Tool-mediated safety — Agents can only do what their tools allow. A monitoring agent can read metrics but can’t modify infrastructure. A deployment agent can roll back but can’t access secrets. Permissions are baked into the tool definitions. [github.com]
Orchestrator pattern — Complex workflows (incident response, multi-service deployments) need a coordinator that can read the full picture and make decisions. The Director agent pattern solves this. [github.com]
Resilience is built in — The health check + auto-recovery pattern from this game (talkWithRetry, stuck detection, session recreation) is exactly what production agent systems need. Agents will fail. The system must recover gracefully. [github.com]
Emergent behavior — Just as NPC conversations create unexpected plot developments, agent-to-agent communication in platform engineering can surface insights no single agent would find alone: “The database agent reports increased connection timeouts at the same time the networking agent detected a BGP route change”. [github.com]
Hooks for cross-cutting concerns — The onPostToolUse pattern separates what agents do from what happens as a result. Agents focus on their domain; hooks handle audit logging, notification, compliance checks, and cascading effects. This is the agent equivalent of middleware or aspect-oriented programming. [github.com]
Human-in-the-loop — The detective (player) decides when to act on information. In platform engineering, the operator reviews agent recommendations before executing. The architecture supports both autonomous and supervised modes. [github.com]

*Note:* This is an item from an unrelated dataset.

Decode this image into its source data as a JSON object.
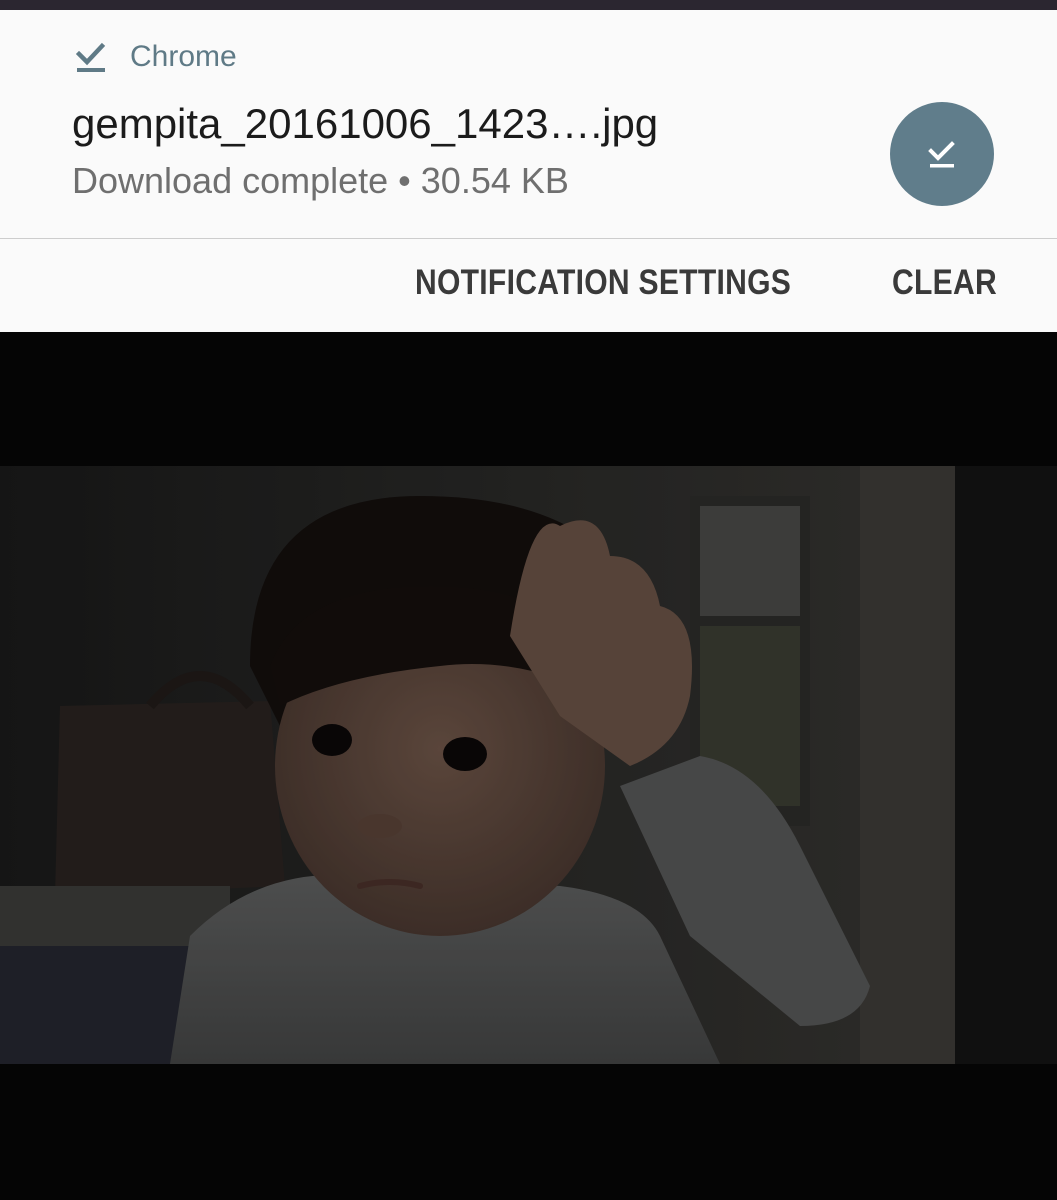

These principles map closely to what the broader industry is calling Agentic Platform Engineering – the practice of building platforms augmented with goal-driven, context-aware AI agents that operate within platform-defined constraints, making decisions within explicit guardrails such as security, cost, and operational constraints. As described by platformengineering.org, the goal is not full autonomy, but bounded autonomy: enabling platforms to handle complex operational tasks without requiring constant human intervention, while novel or high-risk situations still require human judgment.
This compositional approach – treating the platform as a composed system of specialized agents with narrowly defined roles, coordinated through shared context, explicit policies, and supervisory control – improves safety and explainability while allowing autonomy to be introduced incrementally rather than all at once. [platformen...eering.org]
Conclusion: The Gap Is Smaller Than You Think
The leap from “game NPC” to “platform agent” is smaller than you think – it’s the same SDK, the same patterns, just different tools and prompts. The patterns from this game are directly reusable: define agent identity (system prompt), define agent capabilities (tools), create agent sessions with hooks for cross-cutting concerns, and orchestrate using the same Director pattern.
For platform engineers and tech leads, building something like Detective Agentic Mysteries offers a concrete way to stress-test multi-agent architectures before applying them to production infrastructure. The game demonstrates that multiple agents working in concert under the right constraints can produce complex, coherent outcomes – whether that’s solving a fictional murder or coordinating a real incident response.
All seven principles come back to the same idea: balance intent with guardrails. Let agents handle the goals, decisions, and problem-solving within their domain. Let the platform provide the constraints, communication channels, and supervision mechanisms that keep things on track. That balance was critical for making the game work, and it’s equally critical for making platform engineering work in an era of autonomous systems.
The platform remains the adult in the room. The agents play out the drama.